By Abdul Wasay ⏐ 5 months ago ⏐ Newspaper Icon Newspaper Icon 3 min read
Nvidia Gpus Are Getting Destroyed By Rowhammer Exploit

Nvidia’s flagship RTX A6000 GPU has just become the first graphics processor confirmed vulnerable to Rowhammer attacks, sparking serious concerns for AI developers and enterprise users alike. A new security exploit, dubbed the GPUHammer attack, was demonstrated by researchers at the University of Toronto and will be presented at the upcoming Usenix Security Conference 2025.

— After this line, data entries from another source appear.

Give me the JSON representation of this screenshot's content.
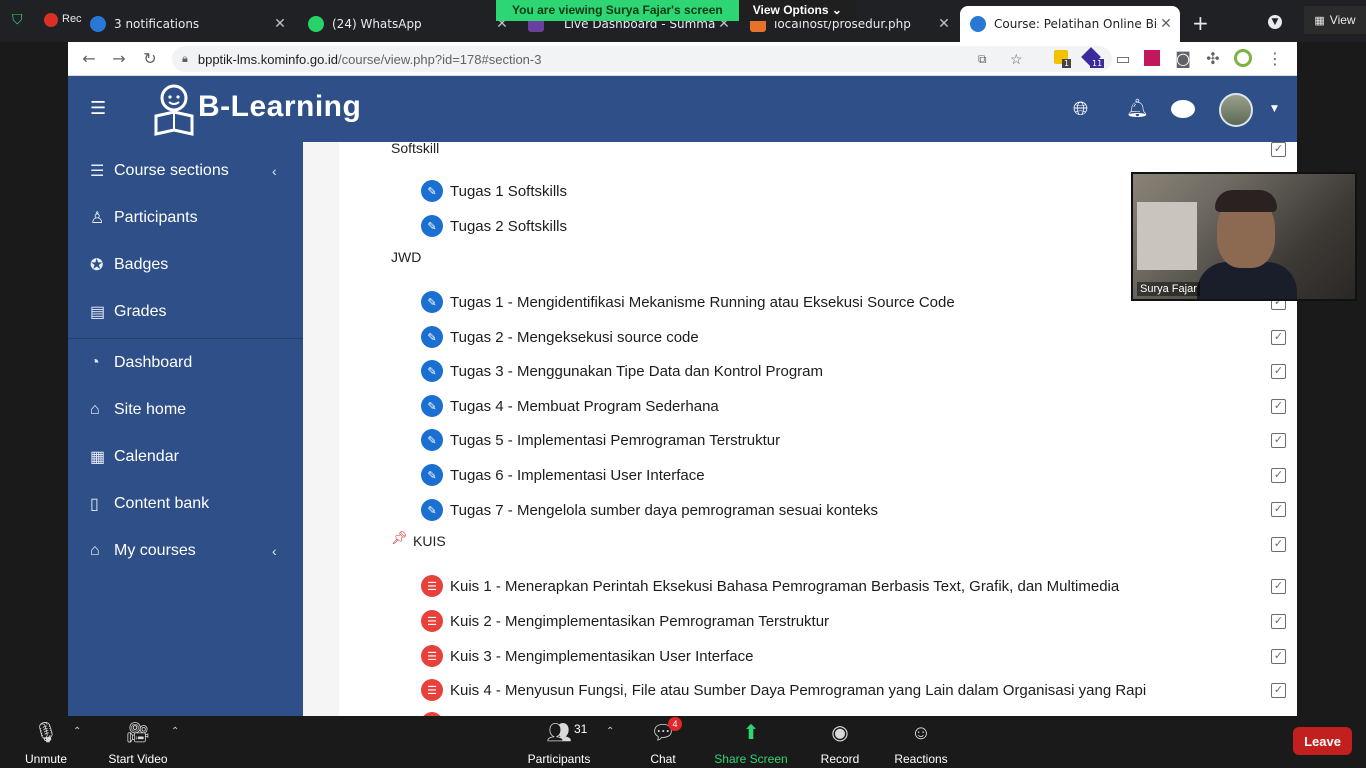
{
  "browser": {
    "tabs": [
      {
        "label": "3 notifications",
        "color": "#2a78d6"
      },
      {
        "label": "(24) WhatsApp",
        "color": "#25d366"
      },
      {
        "label": "Live Dashboard - Summary",
        "color": "#6b3fa0"
      },
      {
        "label": "localhost/prosedur.php",
        "color": "#e8722b"
      },
      {
        "label": "Course: Pelatihan Online Bid",
        "color": "#2a78d6"
      }
    ],
    "recording_label": "Rec",
    "view_label": "View",
    "url_host": "bpptik-lms.kominfo.go.id",
    "url_path": "/course/view.php?id=178#section-3",
    "extension_badges": [
      "1",
      "11"
    ]
  },
  "zoom_banner": {
    "viewing_text": "You are viewing Surya Fajar's screen",
    "view_options": "View Options ⌄"
  },
  "lms": {
    "logo_text": "B-Learning",
    "nav": [
      {
        "label": "Course sections",
        "icon": "list-icon"
      },
      {
        "label": "Participants",
        "icon": "users-icon"
      },
      {
        "label": "Badges",
        "icon": "badge-icon"
      },
      {
        "label": "Grades",
        "icon": "grades-icon"
      },
      {
        "label": "Dashboard",
        "icon": "dashboard-icon"
      },
      {
        "label": "Site home",
        "icon": "home-icon"
      },
      {
        "label": "Calendar",
        "icon": "calendar-icon"
      },
      {
        "label": "Content bank",
        "icon": "content-bank-icon"
      },
      {
        "label": "My courses",
        "icon": "graduation-cap-icon"
      }
    ],
    "sections": [
      {
        "title": "Softskill"
      },
      {
        "title": "JWD"
      },
      {
        "title": "KUIS"
      }
    ],
    "softskill_activities": [
      "Tugas 1 Softskills",
      "Tugas 2 Softskills"
    ],
    "jwd_activities": [
      "Tugas 1 - Mengidentifikasi Mekanisme Running atau Eksekusi Source Code",
      "Tugas 2 - Mengeksekusi source code",
      "Tugas 3 - Menggunakan Tipe Data dan Kontrol Program",
      "Tugas 4 - Membuat Program Sederhana",
      "Tugas 5 - Implementasi Pemrograman Terstruktur",
      "Tugas 6 - Implementasi User Interface",
      "Tugas 7 - Mengelola sumber daya pemrograman sesuai konteks"
    ],
    "kuis_activities": [
      "Kuis 1 - Menerapkan Perintah Eksekusi Bahasa Pemrograman Berbasis Text, Grafik, dan Multimedia",
      "Kuis 2 - Mengimplementasikan Pemrograman Terstruktur",
      "Kuis 3 - Mengimplementasikan User Interface",
      "Kuis 4 - Menyusun Fungsi, File atau Sumber Daya Pemrograman yang Lain dalam Organisasi yang Rapi"
    ]
  },
  "video": {
    "name": "Surya Fajar"
  },
  "zoom_controls": {
    "unmute": "Unmute",
    "start_video": "Start Video",
    "participants": "Participants",
    "participants_count": "31",
    "chat": "Chat",
    "chat_badge": "4",
    "share_screen": "Share Screen",
    "record": "Record",
    "reactions": "Reactions",
    "leave": "Leave"
  }
}
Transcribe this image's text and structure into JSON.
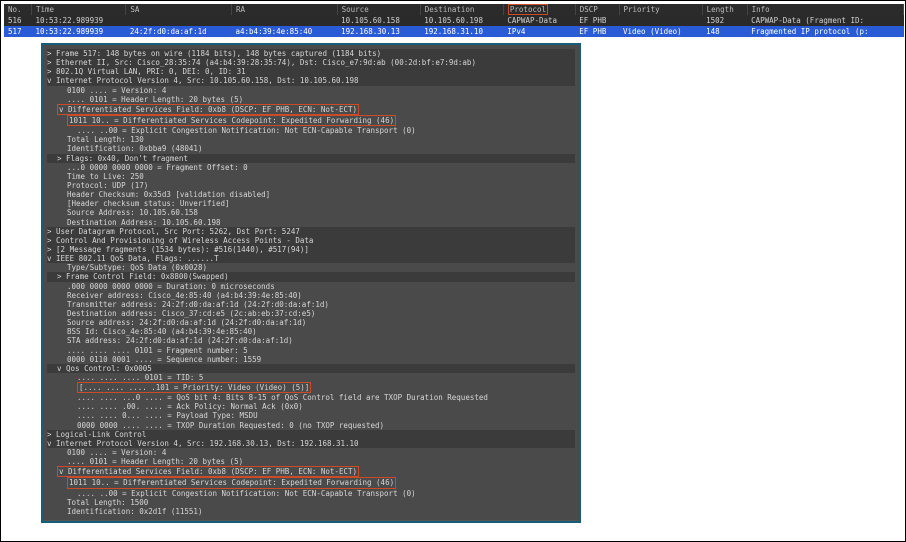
{
  "columns": [
    "No.",
    "Time",
    "SA",
    "RA",
    "Source",
    "Destination",
    "Protocol",
    "DSCP",
    "Priority",
    "Length",
    "Info"
  ],
  "rows": [
    {
      "no": "516",
      "time": "10:53:22.989939",
      "sa": "",
      "ra": "",
      "src": "10.105.60.158",
      "dst": "10.105.60.198",
      "proto": "CAPWAP-Data",
      "dscp": "EF PHB",
      "prio": "",
      "len": "1502",
      "info": "CAPWAP-Data (Fragment ID:"
    },
    {
      "no": "517",
      "time": "10:53:22.989939",
      "sa": "24:2f:d0:da:af:1d",
      "ra": "a4:b4:39:4e:85:40",
      "src": "192.168.30.13",
      "dst": "192.168.31.10",
      "proto": "IPv4",
      "dscp": "EF PHB",
      "prio": "Video (Video)",
      "len": "148",
      "info": "Fragmented IP protocol (p:"
    }
  ],
  "d": {
    "l01": "> Frame 517: 148 bytes on wire (1184 bits), 148 bytes captured (1184 bits)",
    "l02": "> Ethernet II, Src: Cisco_28:35:74 (a4:b4:39:28:35:74), Dst: Cisco_e7:9d:ab (00:2d:bf:e7:9d:ab)",
    "l03": "> 802.1Q Virtual LAN, PRI: 0, DEI: 0, ID: 31",
    "l04": "v Internet Protocol Version 4, Src: 10.105.60.158, Dst: 10.105.60.198",
    "l05": "0100 .... = Version: 4",
    "l06": ".... 0101 = Header Length: 20 bytes (5)",
    "l07": "v Differentiated Services Field: 0xb8 (DSCP: EF PHB, ECN: Not-ECT)",
    "l08": "1011 10.. = Differentiated Services Codepoint: Expedited Forwarding (46)",
    "l09": ".... ..00 = Explicit Congestion Notification: Not ECN-Capable Transport (0)",
    "l10": "Total Length: 130",
    "l11": "Identification: 0xbba9 (48041)",
    "l12": "> Flags: 0x40, Don't fragment",
    "l13": "...0 0000 0000 0000 = Fragment Offset: 0",
    "l14": "Time to Live: 250",
    "l15": "Protocol: UDP (17)",
    "l16": "Header Checksum: 0x35d3 [validation disabled]",
    "l17": "[Header checksum status: Unverified]",
    "l18": "Source Address: 10.105.60.158",
    "l19": "Destination Address: 10.105.60.198",
    "l20": "> User Datagram Protocol, Src Port: 5262, Dst Port: 5247",
    "l21": "> Control And Provisioning of Wireless Access Points - Data",
    "l22": "> [2 Message fragments (1534 bytes): #516(1440), #517(94)]",
    "l23": "v IEEE 802.11 QoS Data, Flags: ......T",
    "l24": "Type/Subtype: QoS Data (0x0028)",
    "l25": "> Frame Control Field: 0x8800(Swapped)",
    "l26": ".000 0000 0000 0000 = Duration: 0 microseconds",
    "l27": "Receiver address: Cisco_4e:85:40 (a4:b4:39:4e:85:40)",
    "l28": "Transmitter address: 24:2f:d0:da:af:1d (24:2f:d0:da:af:1d)",
    "l29": "Destination address: Cisco_37:cd:e5 (2c:ab:eb:37:cd:e5)",
    "l30": "Source address: 24:2f:d0:da:af:1d (24:2f:d0:da:af:1d)",
    "l31": "BSS Id: Cisco_4e:85:40 (a4:b4:39:4e:85:40)",
    "l32": "STA address: 24:2f:d0:da:af:1d (24:2f:d0:da:af:1d)",
    "l33": ".... .... .... 0101 = Fragment number: 5",
    "l34": "0000 0110 0001 .... = Sequence number: 1559",
    "l35": "v Qos Control: 0x0005",
    "l36": ".... .... .... 0101 = TID: 5",
    "l37": "[.... .... .... .101 = Priority: Video (Video) (5)]",
    "l38": ".... .... ...0 .... = QoS bit 4: Bits 8-15 of QoS Control field are TXOP Duration Requested",
    "l39": ".... .... .00. .... = Ack Policy: Normal Ack (0x0)",
    "l40": ".... .... 0... .... = Payload Type: MSDU",
    "l41": "0000 0000 .... .... = TXOP Duration Requested: 0 (no TXOP requested)",
    "l42": "> Logical-Link Control",
    "l43": "v Internet Protocol Version 4, Src: 192.168.30.13, Dst: 192.168.31.10",
    "l44": "0100 .... = Version: 4",
    "l45": ".... 0101 = Header Length: 20 bytes (5)",
    "l46": "v Differentiated Services Field: 0xb8 (DSCP: EF PHB, ECN: Not-ECT)",
    "l47": "1011 10.. = Differentiated Services Codepoint: Expedited Forwarding (46)",
    "l48": ".... ..00 = Explicit Congestion Notification: Not ECN-Capable Transport (0)",
    "l49": "Total Length: 1500",
    "l50": "Identification: 0x2d1f (11551)"
  }
}
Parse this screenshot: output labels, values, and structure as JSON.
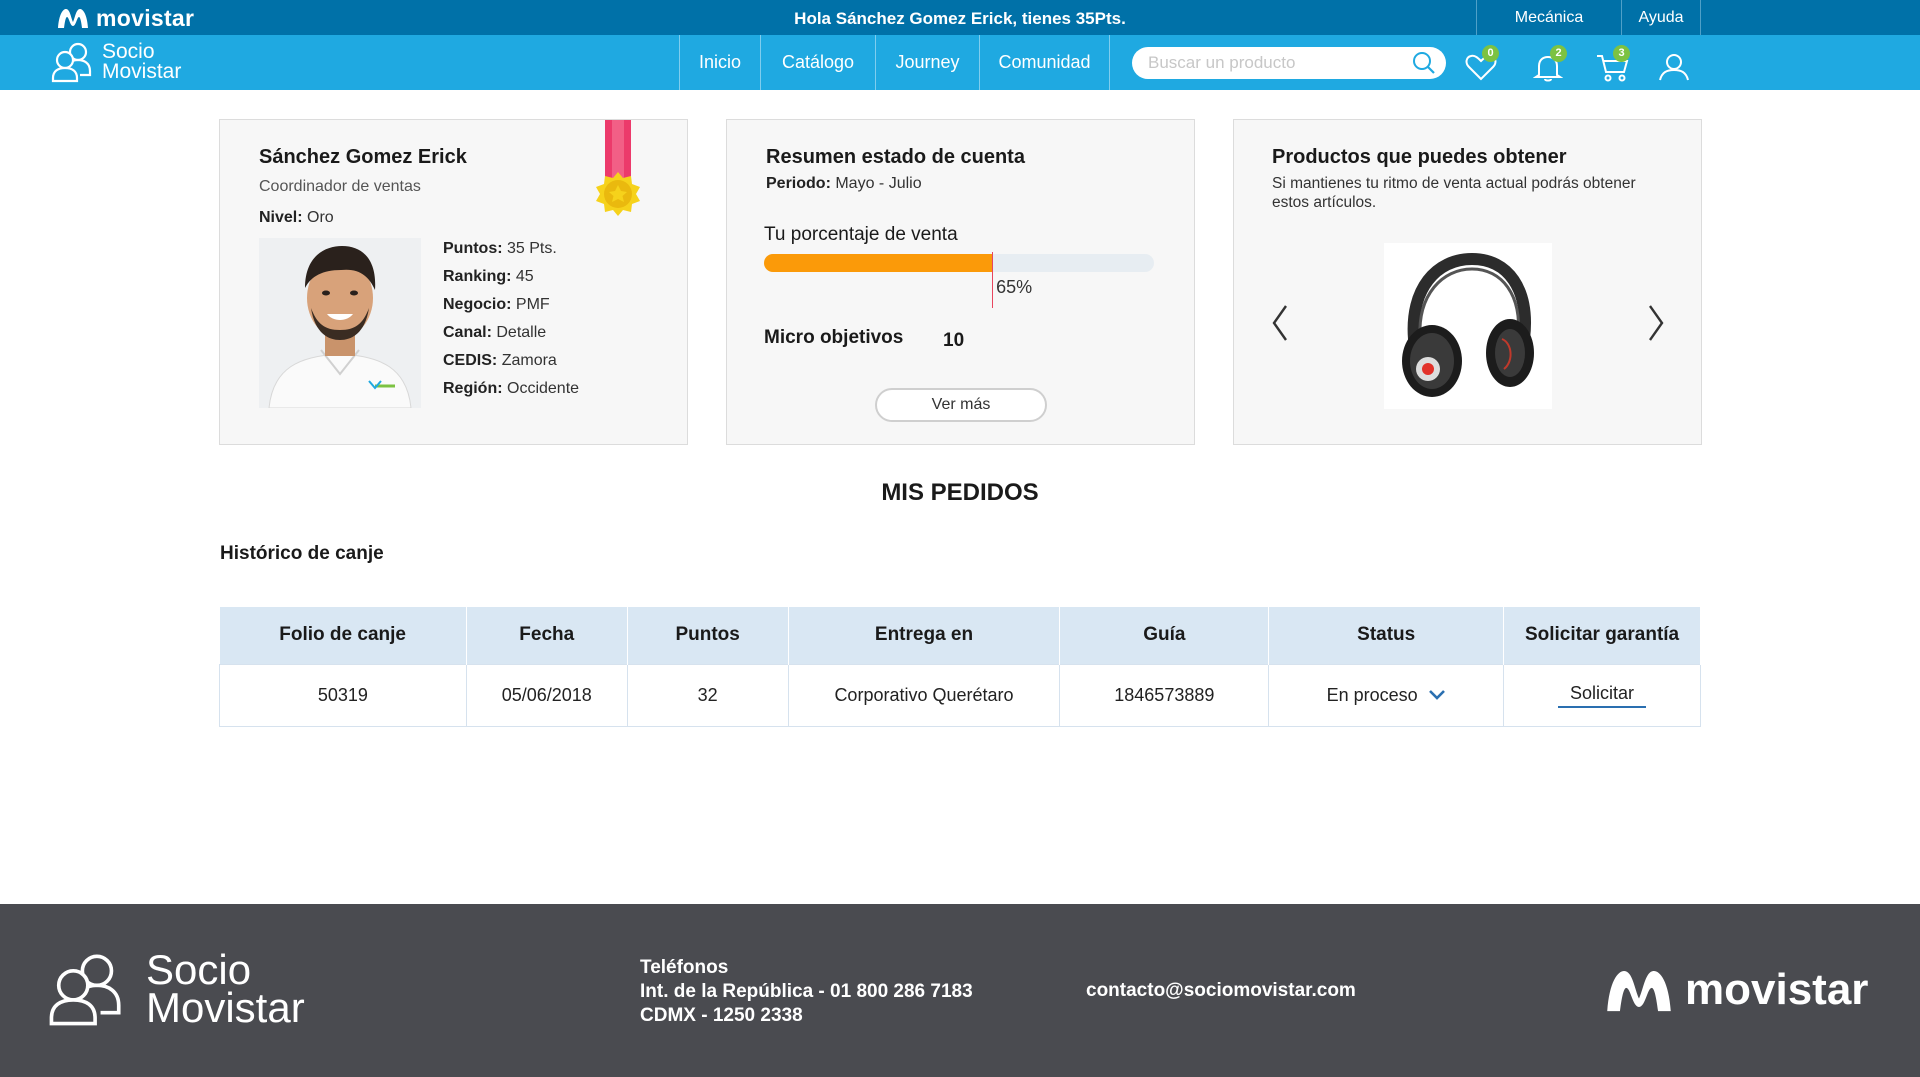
{
  "topbar": {
    "brand": "movistar",
    "greeting": "Hola Sánchez Gomez Erick, tienes 35Pts.",
    "links": {
      "mecanica": "Mecánica",
      "ayuda": "Ayuda"
    }
  },
  "navbar": {
    "logo_line1": "Socio",
    "logo_line2": "Movistar",
    "items": [
      "Inicio",
      "Catálogo",
      "Journey",
      "Comunidad"
    ],
    "search_placeholder": "Buscar un producto",
    "badges": {
      "favorites": "0",
      "notifications": "2",
      "cart": "3"
    }
  },
  "profile": {
    "name": "Sánchez Gomez Erick",
    "role": "Coordinador de ventas",
    "nivel_label": "Nivel:",
    "nivel": "Oro",
    "stats": [
      {
        "label": "Puntos:",
        "value": "35 Pts."
      },
      {
        "label": "Ranking:",
        "value": "45"
      },
      {
        "label": "Negocio:",
        "value": "PMF"
      },
      {
        "label": "Canal:",
        "value": "Detalle"
      },
      {
        "label": "CEDIS:",
        "value": "Zamora"
      },
      {
        "label": "Región:",
        "value": "Occidente"
      }
    ]
  },
  "account": {
    "title": "Resumen estado de cuenta",
    "period_label": "Periodo:",
    "period": "Mayo - Julio",
    "percent_label": "Tu porcentaje de venta",
    "percent_value": 58.5,
    "percent_text": "65%",
    "micro_label": "Micro objetivos",
    "micro_value": "10",
    "button": "Ver más"
  },
  "products": {
    "title": "Productos que puedes obtener",
    "description": "Si mantienes tu ritmo de venta actual podrás obtener estos artículos."
  },
  "orders": {
    "title": "MIS PEDIDOS",
    "subtitle": "Histórico de canje",
    "columns": [
      "Folio de canje",
      "Fecha",
      "Puntos",
      "Entrega en",
      "Guía",
      "Status",
      "Solicitar garantía"
    ],
    "rows": [
      {
        "folio": "50319",
        "fecha": "05/06/2018",
        "puntos": "32",
        "entrega": "Corporativo Querétaro",
        "guia": "1846573889",
        "status": "En proceso",
        "action": "Solicitar"
      }
    ]
  },
  "footer": {
    "logo_line1": "Socio",
    "logo_line2": "Movistar",
    "phones_title": "Teléfonos",
    "phone1": "Int. de la República - 01 800 286 7183",
    "phone2": "CDMX - 1250 2338",
    "email": "contacto@sociomovistar.com",
    "brand": "movistar"
  },
  "colors": {
    "topbar": "#0071a8",
    "navbar": "#1fa9e1",
    "progress": "#fb9a09",
    "badge": "#7cc242",
    "table_header": "#d9e7f3",
    "footer": "#4a4b50"
  }
}
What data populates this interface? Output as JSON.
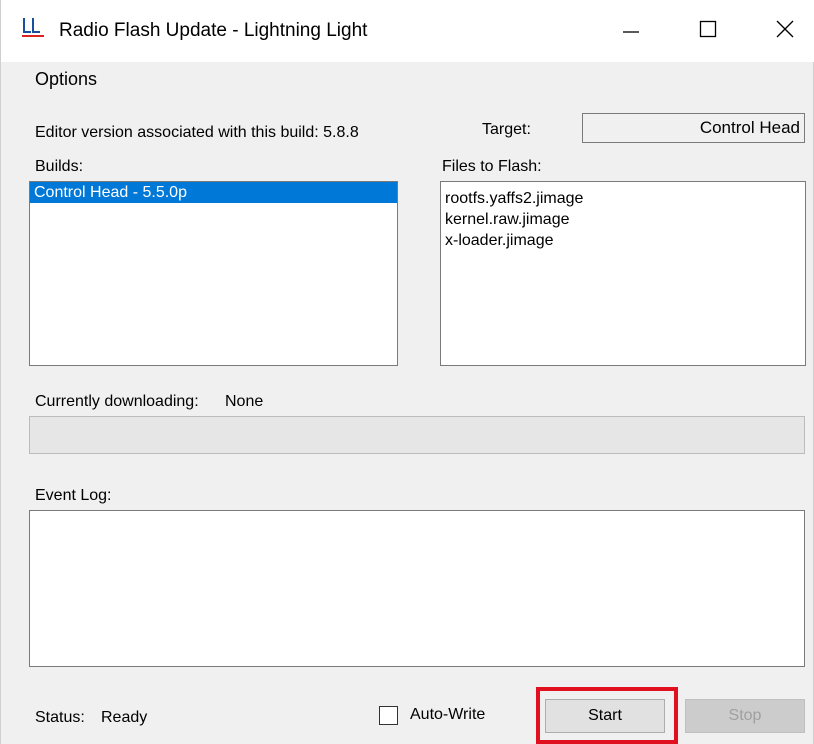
{
  "window": {
    "title": "Radio Flash Update - Lightning Light",
    "icon": "lightning-light-logo-icon",
    "controls": [
      "minimize-icon",
      "maximize-icon",
      "close-icon"
    ]
  },
  "menu": {
    "options_label": "Options"
  },
  "editor_version_label": "Editor version associated with this build: 5.8.8",
  "target": {
    "label": "Target:",
    "value": "Control Head"
  },
  "builds": {
    "label": "Builds:",
    "items": [
      {
        "label": "Control Head - 5.5.0p",
        "selected": true
      }
    ]
  },
  "files": {
    "label": "Files to Flash:",
    "items": [
      "rootfs.yaffs2.jimage",
      "kernel.raw.jimage",
      "x-loader.jimage"
    ]
  },
  "download": {
    "label": "Currently downloading:",
    "value": "None",
    "progress": 0
  },
  "event_log": {
    "label": "Event Log:"
  },
  "status": {
    "label": "Status:",
    "value": "Ready"
  },
  "auto_write": {
    "label": "Auto-Write",
    "checked": false
  },
  "buttons": {
    "start": "Start",
    "stop": "Stop"
  },
  "colors": {
    "selection": "#0078d7",
    "highlight_box": "#e0101e",
    "window_bg": "#f0f0f0"
  }
}
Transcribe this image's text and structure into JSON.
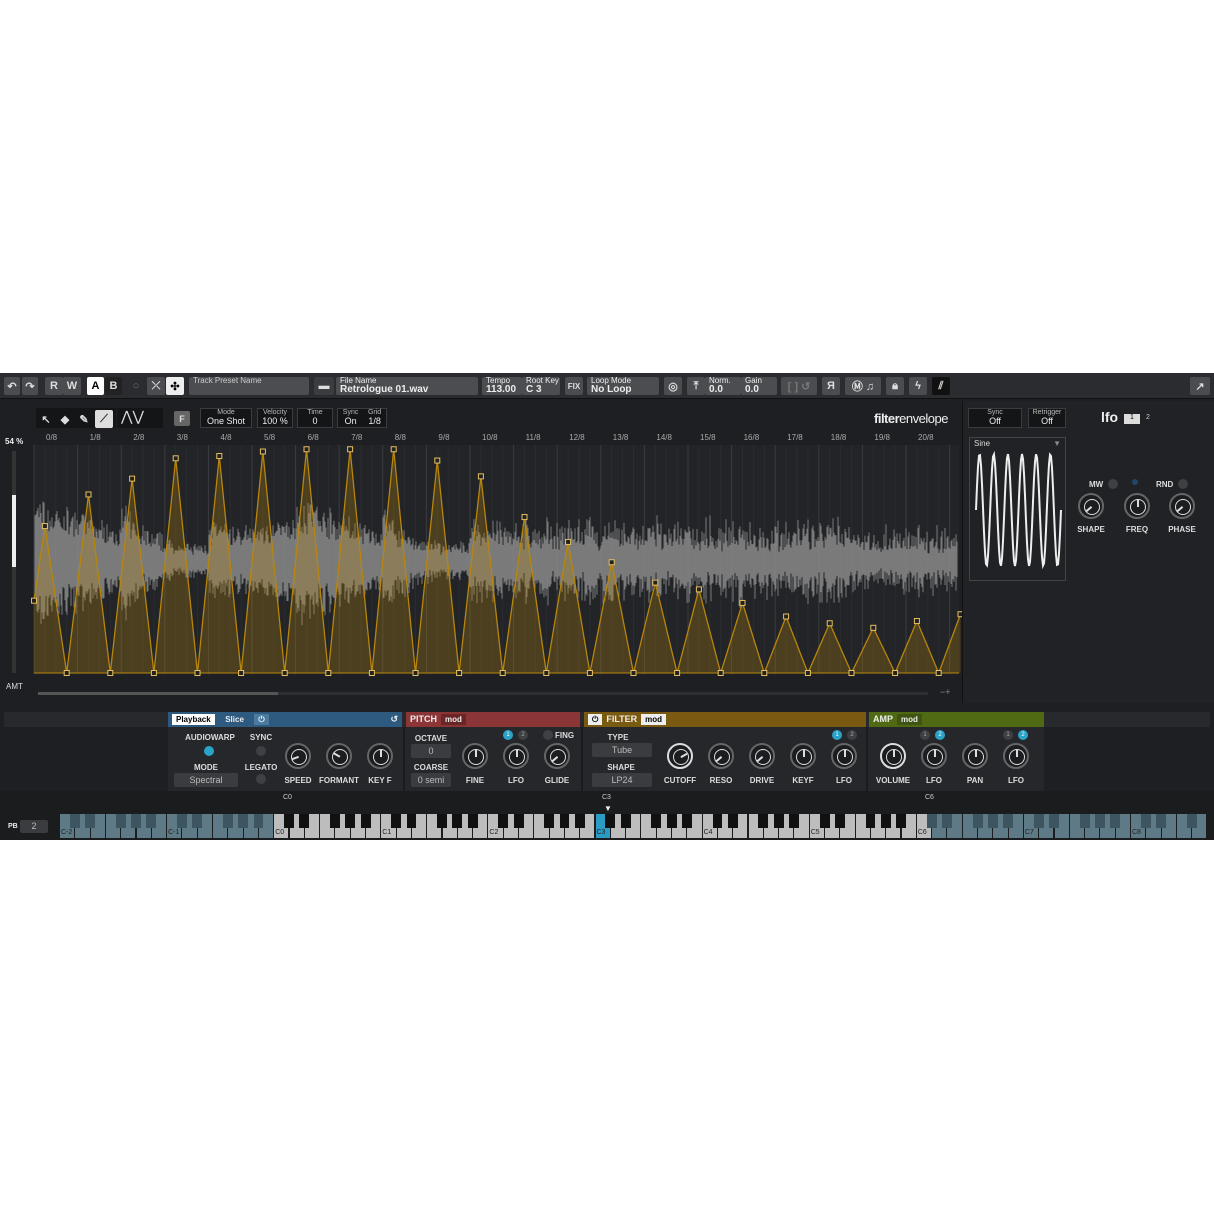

This marks the first-ever successful Rowhammer attack on discrete GPUs, specifically targeting GDDR6 memory modules—memory long considered safer than traditional CPU DRAM chips.

GPUHammer: Rowhammer Hits the GPU World

Previously exclusive to CPU DRAM attacks, Rowhammer manipulates memory cells by rapidly and repeatedly accessing adjacent rows, forcing targeted “bit flips” from 0 to 1 or vice versa. Now, that same technique has been adapted for Nvidia GPUs, specifically on the RTX A6000, using GDDR6 video memory.

The attackers demonstrated that a single bit flip in a neural network model’s exponent could degrade model accuracy from 80% down to 0.1%. That’s enough to crash AI models used in autonomous driving, medical imaging, and malware detection.

“This is like inducing catastrophic brain damage in the model,” said co-author Gururaj Saileshwar. “A flipped bit in the exponent can entirely destroy AI prediction accuracy.”

Why Nvidia’s Mitigation Hurts Performance

In response to the vulnerability, Nvidia is urging users to enable ECC (Error-Correcting Code)—a mitigation that corrects single-bit errors in memory. But there’s a cost: the ECC setting can reduce performance by up to 10% and memory capacity by 6.25%.

Tasks using large memory loads, especially 3D U-Net ML models for healthcare applications, experience the heaviest slowdown. The bandwidth reduction between the GPU and its memory module accounts for a 12% performance hit in some benchmarks.

Cloud Providers At Risk of Rowhammer

The GPUHammer attack raises serious concerns for cloud environments like AWS, Runpod, and Lambda Cloud. It is because these environments have multiple users sharing the same GPUs. In such scenarios, a malicious actor could flip bits in another tenant’s model, potentially sabotaging sensitive workloads.

Although Amazon Web Services already enables ECC by default, many smaller providers do not, leaving a wide attack surface open for exploitation.

How the Attack Bypasses Traditional Safeguards

What makes GPUHammer unique is its ability to bypass multiple GPU-specific hardware protections. GDDR modules have higher refresh rates, deeper latency, and no public access to physical memory mappings. All of these were believed to make them immune to traditional Rowhammer methods.

However, the researchers reverse-engineered enough of Nvidia’s memory mapping to induce stable bit flips without needing privileged access.

Final Word: Is This Just the Beginning?

This research doesn’t just affect the RTX A6000. According to the authors, other Nvidia chips using GDDR6 may also be vulnerable. Even the latest GPUs equipped with GDDR7 or HBM3 do not guarantee protection against the GPUHammer attack.

“These protections haven’t been thoroughly tested against targeted Rowhammer attacks,” Saileshwar warned.

As the first confirmed Rowhammer exploit on GPU hardware, the GPUHammer attack raises fresh alarms in cybersecurity, especially for cloud, AI, and data center operators relying on high-performance graphics cards.